INDISCRETIONS OF ARCHIE BY P. G. WODEHOUSE

“Lucille’s absolutely right, old thing.–Absolutely correct-o! Your esteemed progenitor is a pretty tough nut, and it’s no good trying to get away from it.-And I’m sorry to have to say it, old bird, but, if you come bounding in with part of the personnel of the ensemble on your arm and try to dig a father’s blessing out of him, he’s extremely apt to stab you in the gizzard.”

“I wish,” said Bill, annoyed, “you wouldn’t talk as though Mabel were the ordinary kind of chorus-girl. She’s only on the stage because her mother’s hard-up and she wants to educate her little brother.”

“I say,” said Archie, concerned. “Take my tip, old top. In chatting the matter over with the pater, don’t dwell too much on that aspect of the affair.–I’ve been watching him closely, and it’s about all he can stick, having to support ME. If you ring in a mother and a little brother on him, he’ll crack under the strain.”

“Well, I’ve got to do something about it. Mabel will be over here in a week.”

“Great Scot! You never told us that.”

“Yes. She’s going to be in the new Billington show. And, naturally, she will expect to meet my family. I’ve told her all about you.”

“Did you explain father to her?” asked Lucille.

“Well, I just said she mustn’t mind him, as his bark was worse than his bite.”

“Well,” said Archie, thoughtfully, “he hasn’t bitten me yet, so you may be right. But you’ve got to admit that he’s a bit of a barker.”

Lucille considered.

“Really, Bill, I think your best plan would be to go straight to father and tell him the whole thing.–You don’t want him to hear about it in a roundabout way.”

“The trouble is that, whenever I’m with father, I can’t think of anything to say.”

Archie found himself envying his father-in-law this merciful dispensation of Providence; for, where he himself was concerned, there had been no lack of eloquence on Bill’s part. In the brief period in which he had known him, Bill had talked all the time and always on the one topic. As unpromising a subject as the tariff laws was easily diverted by him into a discussion of the absent Mabel.

“When I’m with father,” said Bill, “I sort of lose my nerve, and yammer.”

“Dashed awkward,” said Archie, politely. He sat up suddenly. “I say! By Jove! I know what you want, old friend! Just thought of it!”

“That busy brain is never still,” explained Lucille.

“Saw it in the paper this morning. An advertisement of a book, don’t you know.”

“I’ve no time for reading.”

“You’ve time for reading this one, laddie, for you can’t afford to miss it. It’s a what-d’you-call-it book. What I mean to say is, if you read it and take its tips to heart, it guarantees to make you a convincing talker. The advertisement says so. The advertisement’s all about a chappie I whose name I forget, whom everybody loved because he talked so well. And, mark you, before he got hold of this book–The Personality That Wins was the name of it, if I remember rightly–he was known to all the lads in the office as Silent Samuel or something. Or it may have been Tongue-Tied Thomas. Well, one day he happened by good luck to blow in the necessary for the good old P. that W.’s, and now, whenever they want someone to go and talk Rockefeller or someone into lending them a million or so, they send for Samuel. Only now they call him Sammy the Spell-Binder and fawn upon him pretty copiously and all that. How about it, old son? How do we go?”

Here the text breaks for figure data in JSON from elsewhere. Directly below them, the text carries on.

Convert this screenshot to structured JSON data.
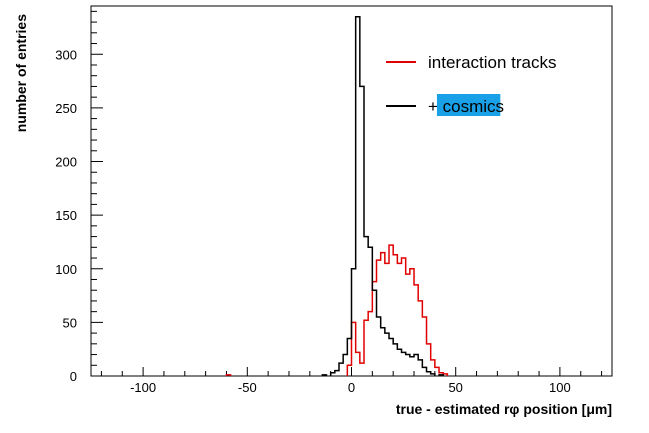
{
  "chart_data": {
    "type": "histogram",
    "title": "",
    "xlabel": "true - estimated rφ position [μm]",
    "ylabel": "number of entries",
    "xlim": [
      -125,
      125
    ],
    "ylim": [
      0,
      345
    ],
    "xticks": [
      -100,
      -50,
      0,
      50,
      100
    ],
    "yticks": [
      0,
      50,
      100,
      150,
      200,
      250,
      300
    ],
    "grid": false,
    "legend_position": "top-right",
    "bin_width": 2,
    "series": [
      {
        "name": "interaction tracks",
        "color": "#e00000",
        "highlight": false,
        "bins": [
          [
            -60,
            1
          ],
          [
            -2,
            10
          ],
          [
            0,
            50
          ],
          [
            2,
            22
          ],
          [
            4,
            12
          ],
          [
            6,
            52
          ],
          [
            8,
            60
          ],
          [
            10,
            88
          ],
          [
            12,
            108
          ],
          [
            14,
            115
          ],
          [
            16,
            105
          ],
          [
            18,
            122
          ],
          [
            20,
            113
          ],
          [
            22,
            105
          ],
          [
            24,
            110
          ],
          [
            26,
            95
          ],
          [
            28,
            100
          ],
          [
            30,
            85
          ],
          [
            32,
            70
          ],
          [
            34,
            55
          ],
          [
            36,
            30
          ],
          [
            38,
            15
          ],
          [
            40,
            8
          ],
          [
            42,
            3
          ],
          [
            44,
            2
          ]
        ]
      },
      {
        "name": "+ cosmics",
        "color": "#000000",
        "highlight": true,
        "highlight_word": "cosmics",
        "highlight_color": "#1aa0e6",
        "bins": [
          [
            -14,
            1
          ],
          [
            -10,
            3
          ],
          [
            -8,
            5
          ],
          [
            -6,
            12
          ],
          [
            -4,
            20
          ],
          [
            -2,
            35
          ],
          [
            0,
            100
          ],
          [
            2,
            335
          ],
          [
            4,
            270
          ],
          [
            6,
            130
          ],
          [
            8,
            120
          ],
          [
            10,
            80
          ],
          [
            12,
            55
          ],
          [
            14,
            45
          ],
          [
            16,
            40
          ],
          [
            18,
            35
          ],
          [
            20,
            30
          ],
          [
            22,
            25
          ],
          [
            24,
            22
          ],
          [
            26,
            20
          ],
          [
            28,
            18
          ],
          [
            30,
            20
          ],
          [
            32,
            15
          ],
          [
            34,
            8
          ],
          [
            36,
            4
          ],
          [
            38,
            2
          ],
          [
            42,
            1
          ]
        ]
      }
    ]
  }
}
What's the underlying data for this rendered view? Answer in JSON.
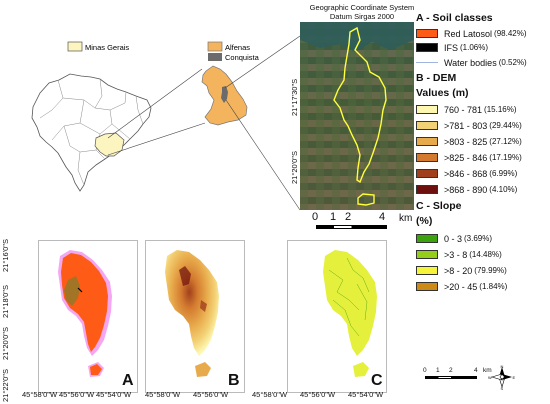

“What perfect nonsense,” said Lucille.

“I don’t know,” said Bill, plainly impressed. “There might he something in it.”

“Absolutely!” said Archie. “I remember it said, ‘Talk convincingly, and no man will ever treat you with cold, unresponsive indifference.’ Well, cold, unresponsive indifference is just what you don’t want the pater to treat you with, isn’t it, or is it, or isn’t it, what? I mean, what?”

“It sounds all right,” said Bill.

“It IS all right,” said Archie. “It’s a scheme! I’ll go farther. It’s an egg!”